Abstract

Genital herpes is a common, distressing infection whose incidence has been underestimated. Recent serological surveys, employing type-specific antibody assays, show a rising prevalence of previous herpes simplex virus (HSV) type 2 infections in post-adolescent populations in developed countries; many of these infections have been asymptomatic. In some geographical locations, HSV-1 infections are a common cause of first episodes. They may occur in stable, monogamous relationships and are less likely to recur than genital infections caused by HSV-2. The clinical features of first episode genital herpes show marked individual variation in severity; they tend to be more severe in women than in men. Local and distant complications are common in immunocompetent individuals and may be life-threatening in those who are immunocompromised. The psychological and social consequences which result from the life-long infection and its risks of transmission to new sexual partners often prove more disabling to affected individuals than do the milder physical symptoms associated with recurrent episodes. Counselling, support, and patient education are essential components of management.

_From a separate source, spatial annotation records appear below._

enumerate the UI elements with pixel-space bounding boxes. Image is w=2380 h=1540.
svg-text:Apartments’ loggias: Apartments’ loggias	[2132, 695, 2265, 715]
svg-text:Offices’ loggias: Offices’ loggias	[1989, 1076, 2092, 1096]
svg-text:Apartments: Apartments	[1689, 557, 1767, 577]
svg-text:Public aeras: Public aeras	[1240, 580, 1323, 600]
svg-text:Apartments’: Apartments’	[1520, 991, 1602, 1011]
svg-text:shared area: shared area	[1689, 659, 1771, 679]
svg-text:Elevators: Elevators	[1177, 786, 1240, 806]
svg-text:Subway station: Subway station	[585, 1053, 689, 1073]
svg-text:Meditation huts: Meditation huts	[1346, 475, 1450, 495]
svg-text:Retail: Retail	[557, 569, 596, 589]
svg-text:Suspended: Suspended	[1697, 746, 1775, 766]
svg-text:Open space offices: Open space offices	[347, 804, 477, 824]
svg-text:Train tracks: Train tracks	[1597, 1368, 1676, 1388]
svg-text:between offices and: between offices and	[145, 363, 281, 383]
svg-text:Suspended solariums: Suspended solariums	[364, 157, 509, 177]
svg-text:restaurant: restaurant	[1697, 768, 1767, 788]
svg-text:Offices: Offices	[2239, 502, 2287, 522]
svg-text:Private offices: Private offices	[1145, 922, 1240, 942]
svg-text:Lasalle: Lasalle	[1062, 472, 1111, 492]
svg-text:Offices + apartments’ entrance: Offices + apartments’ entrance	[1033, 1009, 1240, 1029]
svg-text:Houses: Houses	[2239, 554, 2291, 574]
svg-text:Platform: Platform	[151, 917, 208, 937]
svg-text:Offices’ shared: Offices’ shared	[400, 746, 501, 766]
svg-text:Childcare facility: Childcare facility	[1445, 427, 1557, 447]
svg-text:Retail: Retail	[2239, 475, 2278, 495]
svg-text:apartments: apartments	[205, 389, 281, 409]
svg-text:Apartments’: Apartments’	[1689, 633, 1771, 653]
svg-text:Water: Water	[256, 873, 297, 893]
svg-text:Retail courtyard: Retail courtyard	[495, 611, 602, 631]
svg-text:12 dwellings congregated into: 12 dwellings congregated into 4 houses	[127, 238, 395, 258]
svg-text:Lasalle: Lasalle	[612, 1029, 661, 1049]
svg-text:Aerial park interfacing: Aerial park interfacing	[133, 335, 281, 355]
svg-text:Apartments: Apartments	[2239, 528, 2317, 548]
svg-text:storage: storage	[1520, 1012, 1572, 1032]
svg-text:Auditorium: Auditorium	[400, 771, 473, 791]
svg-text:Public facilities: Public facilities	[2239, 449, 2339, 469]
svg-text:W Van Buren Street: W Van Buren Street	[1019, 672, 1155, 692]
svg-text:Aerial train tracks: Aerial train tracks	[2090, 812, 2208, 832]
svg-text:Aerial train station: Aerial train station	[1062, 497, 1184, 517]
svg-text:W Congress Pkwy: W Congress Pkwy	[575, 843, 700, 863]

Acyclovir is clearly established as the first choice therapy in both first and recurrent episodes of genital herpes. This drug has potent antiviral effect and provides significant clinical benefit in first episodes. Systemic therapy for initial episodes does not prevent either the establishment of latency or the development of future recurrences even when used in high or prolonged dosage. Episodic treatment of recurrences, with either oral or topical acyclovir, requires early patient initiation of therapy to provide significant clinical benefit.